2024 AIChE Annual Meeting
(169ab) Integrating Biophysical Modeling and Machine Learning to Discover Plastic-Binding Peptides for Microplastic Remediation
Plastics on the micrometer or nanometer scale, termed microplastics or nanoplastics (MNPs), are a harmful pollutant. Millions of tons of MNP pollution pervade the environment. Humans and many other organisms regularly consume MNPs unknowingly, which can have harmful effects on their health. Because the risks of MNP to the environment and human health worsen with increasing MNP concentration, we urgently need methods to remediate MNP pollution. Here we discover plastic-binding peptides (PBPs), which could detect and capture MNP pollution, by combining biophysical modeling and machine learning. PBPs were designed for polyethylene, polystyrene, polypropylene, and PET using the Peptide Binding Design (PepBD) algorithm. PepBD samples amino acid sequences and adsorbed conformations on a plastic surface using Metropolis Monte Carlo. Peptides were scored by the sum of their MMGBSA binding energy and peptide stability in the adsorbed conformation (i.e., the peptide internal energy).
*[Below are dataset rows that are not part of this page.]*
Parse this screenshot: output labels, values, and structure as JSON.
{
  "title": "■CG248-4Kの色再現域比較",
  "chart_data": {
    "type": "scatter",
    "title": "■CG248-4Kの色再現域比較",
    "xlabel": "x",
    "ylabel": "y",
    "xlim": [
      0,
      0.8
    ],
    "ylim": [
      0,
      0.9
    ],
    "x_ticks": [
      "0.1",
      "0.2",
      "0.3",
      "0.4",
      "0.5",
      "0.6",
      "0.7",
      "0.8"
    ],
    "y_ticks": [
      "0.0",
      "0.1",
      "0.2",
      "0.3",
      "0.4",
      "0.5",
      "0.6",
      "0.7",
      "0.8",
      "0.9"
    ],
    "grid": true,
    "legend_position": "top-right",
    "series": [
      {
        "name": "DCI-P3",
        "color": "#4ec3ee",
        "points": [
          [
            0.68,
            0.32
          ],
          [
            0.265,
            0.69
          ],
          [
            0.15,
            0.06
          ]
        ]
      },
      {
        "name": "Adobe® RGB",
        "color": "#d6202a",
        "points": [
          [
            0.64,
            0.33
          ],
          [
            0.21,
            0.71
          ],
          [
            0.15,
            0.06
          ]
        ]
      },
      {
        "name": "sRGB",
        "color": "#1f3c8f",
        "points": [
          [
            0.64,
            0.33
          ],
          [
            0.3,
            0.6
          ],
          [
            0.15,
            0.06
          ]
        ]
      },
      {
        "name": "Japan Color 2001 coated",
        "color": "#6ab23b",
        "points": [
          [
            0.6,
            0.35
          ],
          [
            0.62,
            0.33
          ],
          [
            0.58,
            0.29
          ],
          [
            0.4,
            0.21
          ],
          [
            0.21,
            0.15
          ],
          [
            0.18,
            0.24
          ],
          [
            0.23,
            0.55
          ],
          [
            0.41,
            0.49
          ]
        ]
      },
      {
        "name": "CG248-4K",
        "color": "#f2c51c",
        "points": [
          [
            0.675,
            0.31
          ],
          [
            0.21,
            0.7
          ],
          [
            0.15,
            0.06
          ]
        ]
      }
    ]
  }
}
Molecular dynamics (MD) simulations of designed PBPs show that they consistently have stronger binding free energies than random amino acid sequences, while preliminary atomic force microscopy experiments found the best PBP for polyethylene has greater affinity than random sequences. An additional round of PBPs were designed to 1) increase PBP solubility in water to improve detection and capture of MNP pollution in aqueous environments, and 2) increase PBP binding affinity to a specific plastic to enable separation or characterization of the components of MNP waste. Water solubility was increased by adding the CamSol solubility term into the peptide scoring function. Binding specificity was improved by first training a long short-term memory (LSTM) network to predict the PepBD score of an amino acid sequence, and then searching for sequences with large score differences between plastics. Thorough experimental testing of PBP designs is ongoing. We envision that the designed PBPs will be broadly useful in addressing MNP pollution.